Is there another profession you would like to try? 

If I wasn’t a writer I’d be an EMDR therapist. (EMDR is a kind of psychotherapy that involves psychological healing through dislodging old trapped trauma with the help of bilateral stimulation.)  I have a friend who’s a therapist and she and I do EMDR on each other at least once a month.  I absolutely love the feeling of looking deep into someone’s unconscious, my own or my friend’s, and noting what I find there. In a way it’s not that dissimilar to writing.

 

What’s the difference (at least for you!) between being a writer and an author? How do you shift gears between the two?

To me being an author relates to my writing self in the outside world—going places and giving readings, being seen by others in the persona or role of author.  I do think roles are different from who we are—I remember reading once that Stevie Wonder said, “There’s Stevie Wonder and Stevland Morris (his real name).  I’m Stevland Morris.”  Or Cary Grant saying, “Everybody wants to be Cary Grant.  Even I want to be Cary Grant.”  So the author me is the person I am in the outside world when I’m presenting myself as a writer.

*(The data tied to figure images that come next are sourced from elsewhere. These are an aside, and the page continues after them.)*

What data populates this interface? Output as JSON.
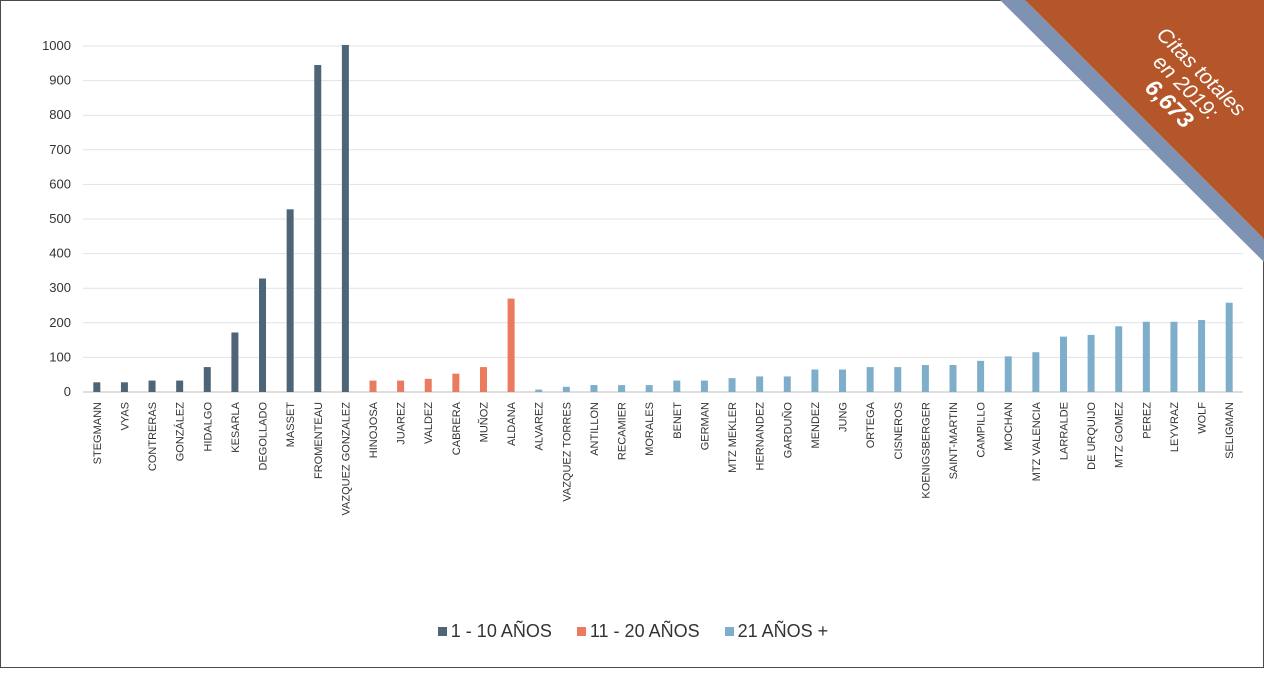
{
  "colors": {
    "group1": "#4e6577",
    "group2": "#ea7b5e",
    "group3": "#7faecb",
    "ribbon": "#b4562a",
    "ribbon_back": "#7e93b4",
    "grid": "#e2e2e2"
  },
  "legend": {
    "items": [
      "1 - 10 AÑOS",
      "11 - 20 AÑOS",
      "21 AÑOS +"
    ]
  },
  "ribbon": {
    "line1": "Citas totales",
    "line2": "en 2019:",
    "line3": "6,673"
  },
  "chart_data": {
    "type": "bar",
    "title": "",
    "xlabel": "",
    "ylabel": "",
    "ylim": [
      0,
      1000
    ],
    "yticks": [
      "0",
      "100",
      "200",
      "300",
      "400",
      "500",
      "600",
      "700",
      "800",
      "900",
      "1000"
    ],
    "grid": true,
    "legend_position": "bottom",
    "categories": [
      "STEGMANN",
      "VYAS",
      "CONTRERAS",
      "GONZÁLEZ",
      "HIDALGO",
      "KESARLA",
      "DEGOLLADO",
      "MASSET",
      "FROMENTEAU",
      "VAZQUEZ GONZALEZ",
      "HINOJOSA",
      "JUAREZ",
      "VALDEZ",
      "CABRERA",
      "MUÑOZ",
      "ALDANA",
      "ALVAREZ",
      "VAZQUEZ TORRES",
      "ANTILLON",
      "RECAMIER",
      "MORALES",
      "BENET",
      "GERMAN",
      "MTZ MEKLER",
      "HERNANDEZ",
      "GARDUÑO",
      "MENDEZ",
      "JUNG",
      "ORTEGA",
      "CISNEROS",
      "KOENIGSBERGER",
      "SAINT-MARTIN",
      "CAMPILLO",
      "MOCHAN",
      "MTZ VALENCIA",
      "LARRALDE",
      "DE URQUIJO",
      "MTZ GOMEZ",
      "PEREZ",
      "LEYVRAZ",
      "WOLF",
      "SELIGMAN"
    ],
    "groups": [
      0,
      0,
      0,
      0,
      0,
      0,
      0,
      0,
      0,
      0,
      1,
      1,
      1,
      1,
      1,
      1,
      2,
      2,
      2,
      2,
      2,
      2,
      2,
      2,
      2,
      2,
      2,
      2,
      2,
      2,
      2,
      2,
      2,
      2,
      2,
      2,
      2,
      2,
      2,
      2,
      2,
      2
    ],
    "values": [
      28,
      28,
      33,
      33,
      72,
      172,
      328,
      528,
      945,
      1003,
      33,
      33,
      38,
      53,
      72,
      270,
      7,
      15,
      20,
      20,
      20,
      33,
      33,
      40,
      45,
      45,
      65,
      65,
      72,
      72,
      78,
      78,
      90,
      103,
      115,
      160,
      165,
      190,
      203,
      203,
      208,
      258
    ]
  }
}
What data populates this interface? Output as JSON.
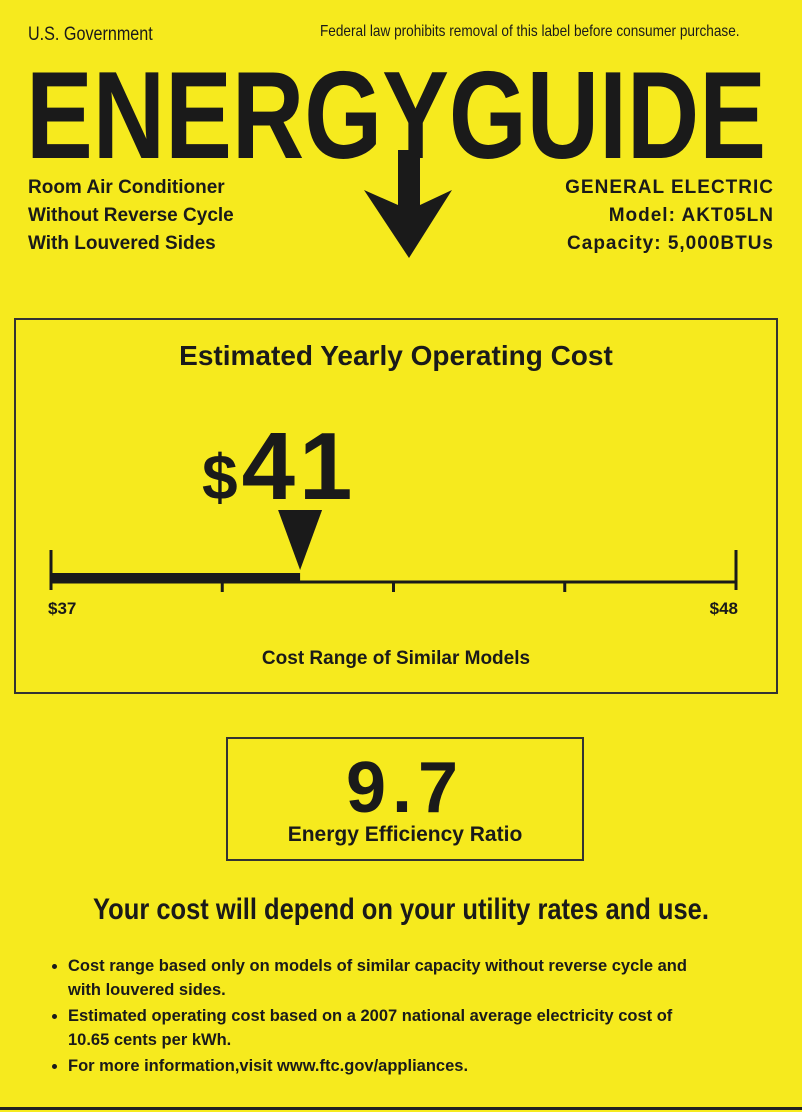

The writer me is the person who sits at a desk and works with the writing over and over until she gets it right.  She knows that that’s the only thing that matters (the writing) and she can never take it for granted. 

 

Is there a work of art that you love. Why? Have you ever visited it in person?

I love Cloud Banks by Marvin Cone, which I have seen in the Cedar Rapids Museum of Art.  I moved to Iowa City in the 1980s and have loved the wide sky and towering cumulus clouds here ever since.  Marvin Cone lived in Cedar Iowa his whole life, and his paintings of clouds capture something elemental and unnamable that I find in the clouds and wide-open spaces of this place. I also love his depictions of doorways and stairs, which are haunting and mysterious in a different way.